Stuart Smyth advocates for ag and corrects misinformation on social media
By Diego Flammini
A University of Saskatchewan professor recently won an award which recognizes members of the ag community who engage with consumers and help build public trust in agriculture.
Stuart Smyth, an assistant professor in the university’s department of ag and resource economics, won Farm & Food Care Saskatchewan’s Champion Award on Nov. 23.
“It came as a complete surprise, I had no idea I was even nominated,” Smyth told Farms.com.
Smyth’s research focuses on sustainability, agriculture, innovation and food.

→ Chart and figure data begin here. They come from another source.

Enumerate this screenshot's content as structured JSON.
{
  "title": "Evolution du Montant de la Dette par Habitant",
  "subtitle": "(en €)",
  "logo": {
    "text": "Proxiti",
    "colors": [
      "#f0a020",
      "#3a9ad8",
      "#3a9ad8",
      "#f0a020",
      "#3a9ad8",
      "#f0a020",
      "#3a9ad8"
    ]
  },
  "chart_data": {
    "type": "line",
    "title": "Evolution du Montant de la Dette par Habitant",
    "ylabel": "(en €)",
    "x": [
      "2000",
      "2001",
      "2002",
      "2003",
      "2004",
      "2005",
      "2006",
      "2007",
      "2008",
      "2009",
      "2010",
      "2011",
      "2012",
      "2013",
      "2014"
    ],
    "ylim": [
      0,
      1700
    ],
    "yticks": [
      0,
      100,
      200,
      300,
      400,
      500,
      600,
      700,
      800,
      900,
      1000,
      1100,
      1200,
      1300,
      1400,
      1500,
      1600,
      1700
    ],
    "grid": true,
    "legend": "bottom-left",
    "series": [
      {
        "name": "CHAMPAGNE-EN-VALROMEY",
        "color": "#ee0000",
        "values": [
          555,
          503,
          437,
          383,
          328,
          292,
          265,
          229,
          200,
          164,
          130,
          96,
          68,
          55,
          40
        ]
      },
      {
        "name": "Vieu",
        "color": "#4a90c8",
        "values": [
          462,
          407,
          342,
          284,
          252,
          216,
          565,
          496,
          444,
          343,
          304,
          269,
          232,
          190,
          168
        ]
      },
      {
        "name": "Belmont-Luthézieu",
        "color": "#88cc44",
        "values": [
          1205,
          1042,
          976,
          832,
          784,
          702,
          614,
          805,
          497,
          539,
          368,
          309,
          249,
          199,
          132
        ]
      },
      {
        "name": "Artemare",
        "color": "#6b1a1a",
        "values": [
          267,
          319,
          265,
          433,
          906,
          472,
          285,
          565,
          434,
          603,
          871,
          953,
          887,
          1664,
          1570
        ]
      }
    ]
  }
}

He engages with the public on these issues through different channels.
He writes a weekly blog at SAIFood.ca and uses Twitter (@stuartsmyth66) to connect with his 7,441 followers and others.
Some of that social media engagement includes correcting misinformation about the ag sector.
The dialogue can turn hostile, as Smyth has been sworn at and received death threats while sticking up for the ag sector.
He continues to advocate for the industry because it’s important the public receives the proper, science-based information about where their food comes from.
“People are interested in knowing how food and crops are produced and there’s lots of misinformation out there,” he said. “I think it’s important that people who identify as having high levels of public trust try provide factual information that accurately informs consumers of what’s going on.”
And Smyth isn’t deterred by negative comments he receives.
Instead, he views them as a sign he’s doing the right thing.
“When I push back on the misinformation with facts and truth and the comments turn negative, that lets me know I’ve exposed what they’re trying to do,” he said.
Smyth shared the spotlight on Nov. 23 with a young member of Saskatchewan’s ag sector.
Mady Adamson, a grade four student from Kindersley, Sask. received an honourable mention for her work to teach people about farming.
She has made more than 50 “Learning About Ag With Mady” videos to help show what happens on a family farm.